Born still March 22, 2012 at 39 weeks
I am the face of a baby so loved and wanted, that was suddenly robbed from me for absolutely no reason, full term.
It didn’t take long for me to get pregnant. We were so excited and so was our entire family. I had an easy pregnancy, and in fact I wondered why people complained about the side effects of pregnancy. I thought, “Hey, this is easy!” I did everything right. We planned out excitedly how to tell all of our parents and family members. We had a gender reveal gathering at our house with family the day we found out we were having a sweet little baby girl. I was given 3 baby showers. This baby was fully prepared for, loved, and had everything I and she could possibly want. My husband and I decorated her nursery so beautifully, picked out new furniture together and were so excited for her arrival. I had all her clothes and sheets washed, stroller built, swing set up, and the night I began realizing I hadn’t been feeling any movement all day, my husband was setting up her bed that would be in our room for her first few months of life. I will never forget what we were doing the night before we got the worst news we could ever receive…

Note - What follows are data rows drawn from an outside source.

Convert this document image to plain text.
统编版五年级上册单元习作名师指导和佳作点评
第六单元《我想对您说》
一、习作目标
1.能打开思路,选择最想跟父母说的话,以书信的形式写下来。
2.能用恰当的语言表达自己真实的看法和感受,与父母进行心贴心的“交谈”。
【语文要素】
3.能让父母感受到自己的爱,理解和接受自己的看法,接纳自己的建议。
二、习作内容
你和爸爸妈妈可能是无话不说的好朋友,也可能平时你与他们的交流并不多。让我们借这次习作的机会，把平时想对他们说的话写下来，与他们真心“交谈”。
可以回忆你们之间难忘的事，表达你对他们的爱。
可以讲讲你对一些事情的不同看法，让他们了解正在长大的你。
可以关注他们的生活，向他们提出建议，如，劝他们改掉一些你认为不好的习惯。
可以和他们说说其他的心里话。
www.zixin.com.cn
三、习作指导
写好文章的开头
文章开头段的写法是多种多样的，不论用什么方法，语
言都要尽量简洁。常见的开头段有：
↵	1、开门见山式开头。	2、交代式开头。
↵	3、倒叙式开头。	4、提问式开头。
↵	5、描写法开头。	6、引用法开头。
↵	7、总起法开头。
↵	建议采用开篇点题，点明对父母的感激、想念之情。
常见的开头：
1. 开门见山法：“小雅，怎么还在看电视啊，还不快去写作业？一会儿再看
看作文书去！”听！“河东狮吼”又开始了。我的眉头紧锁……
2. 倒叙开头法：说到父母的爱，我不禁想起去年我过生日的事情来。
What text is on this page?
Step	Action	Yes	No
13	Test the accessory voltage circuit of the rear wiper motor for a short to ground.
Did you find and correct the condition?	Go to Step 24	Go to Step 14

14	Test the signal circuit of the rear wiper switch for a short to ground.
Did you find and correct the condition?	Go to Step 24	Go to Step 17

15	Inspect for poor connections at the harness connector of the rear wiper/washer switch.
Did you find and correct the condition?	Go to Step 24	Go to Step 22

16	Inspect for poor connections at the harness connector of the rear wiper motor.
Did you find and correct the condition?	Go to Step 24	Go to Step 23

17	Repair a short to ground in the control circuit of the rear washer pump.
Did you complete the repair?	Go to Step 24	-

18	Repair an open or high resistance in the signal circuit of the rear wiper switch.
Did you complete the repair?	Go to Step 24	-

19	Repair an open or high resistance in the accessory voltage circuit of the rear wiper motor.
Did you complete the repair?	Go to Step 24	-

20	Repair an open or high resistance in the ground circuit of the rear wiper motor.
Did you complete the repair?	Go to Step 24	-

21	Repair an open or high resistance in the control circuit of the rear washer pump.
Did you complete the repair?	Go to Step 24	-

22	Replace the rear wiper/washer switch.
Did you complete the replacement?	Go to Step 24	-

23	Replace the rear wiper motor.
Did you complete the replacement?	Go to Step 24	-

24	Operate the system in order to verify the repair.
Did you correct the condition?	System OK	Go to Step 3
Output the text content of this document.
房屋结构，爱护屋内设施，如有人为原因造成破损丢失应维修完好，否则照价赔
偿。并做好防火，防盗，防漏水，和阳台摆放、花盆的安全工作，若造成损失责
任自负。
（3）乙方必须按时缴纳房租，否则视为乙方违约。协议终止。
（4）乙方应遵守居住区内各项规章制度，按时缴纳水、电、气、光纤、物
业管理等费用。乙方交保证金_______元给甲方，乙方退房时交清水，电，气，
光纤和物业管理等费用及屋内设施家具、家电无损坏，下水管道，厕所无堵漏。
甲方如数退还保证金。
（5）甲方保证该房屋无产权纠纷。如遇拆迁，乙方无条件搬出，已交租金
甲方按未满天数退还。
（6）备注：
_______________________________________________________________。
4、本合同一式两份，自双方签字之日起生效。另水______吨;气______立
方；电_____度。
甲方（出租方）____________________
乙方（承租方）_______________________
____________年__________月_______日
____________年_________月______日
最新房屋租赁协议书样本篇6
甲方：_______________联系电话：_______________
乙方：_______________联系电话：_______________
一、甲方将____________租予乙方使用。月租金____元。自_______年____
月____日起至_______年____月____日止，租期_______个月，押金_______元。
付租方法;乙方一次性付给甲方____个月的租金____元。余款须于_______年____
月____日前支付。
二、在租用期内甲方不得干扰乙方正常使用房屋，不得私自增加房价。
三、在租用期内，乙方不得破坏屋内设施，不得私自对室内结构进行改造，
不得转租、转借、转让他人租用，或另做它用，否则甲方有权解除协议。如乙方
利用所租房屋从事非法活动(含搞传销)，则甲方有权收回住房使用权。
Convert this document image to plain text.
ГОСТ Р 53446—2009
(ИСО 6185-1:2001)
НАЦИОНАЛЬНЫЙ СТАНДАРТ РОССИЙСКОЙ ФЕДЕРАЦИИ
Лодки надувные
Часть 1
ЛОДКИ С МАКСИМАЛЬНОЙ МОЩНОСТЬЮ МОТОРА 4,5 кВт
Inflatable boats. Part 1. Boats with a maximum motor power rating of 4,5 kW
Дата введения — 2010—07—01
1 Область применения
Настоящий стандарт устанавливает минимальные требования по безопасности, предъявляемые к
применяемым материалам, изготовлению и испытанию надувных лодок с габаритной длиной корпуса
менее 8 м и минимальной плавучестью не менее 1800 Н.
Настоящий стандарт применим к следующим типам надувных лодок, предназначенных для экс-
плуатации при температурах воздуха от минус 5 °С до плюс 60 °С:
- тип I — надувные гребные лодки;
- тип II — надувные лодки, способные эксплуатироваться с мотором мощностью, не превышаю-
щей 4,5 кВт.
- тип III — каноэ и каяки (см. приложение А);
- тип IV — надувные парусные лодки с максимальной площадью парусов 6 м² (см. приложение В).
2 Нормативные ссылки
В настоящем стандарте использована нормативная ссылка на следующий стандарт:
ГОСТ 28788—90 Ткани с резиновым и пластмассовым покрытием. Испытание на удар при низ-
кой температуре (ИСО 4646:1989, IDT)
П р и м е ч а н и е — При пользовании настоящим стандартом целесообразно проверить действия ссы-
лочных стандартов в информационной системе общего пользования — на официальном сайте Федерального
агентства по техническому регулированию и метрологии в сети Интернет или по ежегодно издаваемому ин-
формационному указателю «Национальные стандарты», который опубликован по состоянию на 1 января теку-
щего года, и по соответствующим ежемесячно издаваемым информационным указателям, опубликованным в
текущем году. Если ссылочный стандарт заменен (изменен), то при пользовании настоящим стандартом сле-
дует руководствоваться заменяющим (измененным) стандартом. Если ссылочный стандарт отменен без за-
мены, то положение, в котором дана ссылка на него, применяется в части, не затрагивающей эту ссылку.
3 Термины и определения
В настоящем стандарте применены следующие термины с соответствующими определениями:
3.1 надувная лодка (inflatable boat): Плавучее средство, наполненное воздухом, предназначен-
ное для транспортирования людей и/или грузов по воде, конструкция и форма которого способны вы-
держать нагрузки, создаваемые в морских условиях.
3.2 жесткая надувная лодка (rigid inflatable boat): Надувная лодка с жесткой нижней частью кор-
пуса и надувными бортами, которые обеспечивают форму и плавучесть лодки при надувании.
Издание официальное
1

The next day I decided to call my doctor first thing. I was trying not to freak out, but I knew I hadn’t felt any movement in about 24 hours. It was a Thursday morning; I had just turned 39 weeks and 1 day. I had an induction date set and I had just been to the doctor on Monday. I called and they told me to go to the hospital. My husband rushed home from work to get me and off we went. I went into triage and they took us into this little room. They put the Doppler on my belly and we sat and listened and waited. I could hear a faint heartbeat in the background and finally the nurse told me that was MY heartbeat. They confirmed there was no heartbeat and I just remember losing it, crying hysterically, yelling, “NO, NO, NO!!!!”. That moment replays in my head all the time; I go over the week leading up to her birth in great detail. I don’t sleep sometimes because of it. I just keep thinking, if I had just somehow brought on labor myself just days earlier, she would have been alive! She could have lived outside the womb, she was full term! How cruel nature can be. All you are left with is “WHY?”
They induced labor and I delivered her that night. My husband and I got to behold her and her beauty for a little over 4 hours. We held her, bathed her, dressed her, hugged and kissed and loved on her. We told her how much we loved her and how beautiful she was. She had the softest baby skin. We took pictures and got footprints and handprints made. Our close family also got to meet her and hold her. She was so very loved and will always be.
Leaving the hospital with empty arms is the worst possible feeling any mother who has just given birth could endure. I just remember shutting my eyes and plugging my ears on the way out so I wouldn’t have to see or hear any other mothers who got to keep their babies leaving the hospital with such joy. How you can go from such excitement and anticipation to such a deep, dark place where your entire world has just been turned upside down and shattered without explanation is a feeling that hasn’t gone away yet. I don’t think it ever will. We will always and forever be missing and yearning for our sweet Delaney. We are forever grateful for the short time that she was in our lives and will treasure those precious moments always.
We had a beautiful funeral for Delaney. So many people told us it was one of the most beautiful services they had ever attended. My husband gave the most amazing eulogy. I like to read it over and over because I can feel the joy we felt for her in his words. I was so proud of him that day; I don’t know how he did it. She is buried next to my grandparents, and we go visit her a few times a week. We always talk to her and tell her how much we miss her and love her. We tell her to watch over her little brother or sister that is on the way.
We consider ourselves parents of a baby in Heaven. She was real, she existed, and she will forever be our first born baby. We will always count her as a child of ours, living or not. We are still going through the many feelings of grief: shock, anger, sadness, depression, guilt, and mourning. The one constant that will always remain is the question of “Why?” Maybe one day we will know, but what we do know is the only thing that separates us from her is time.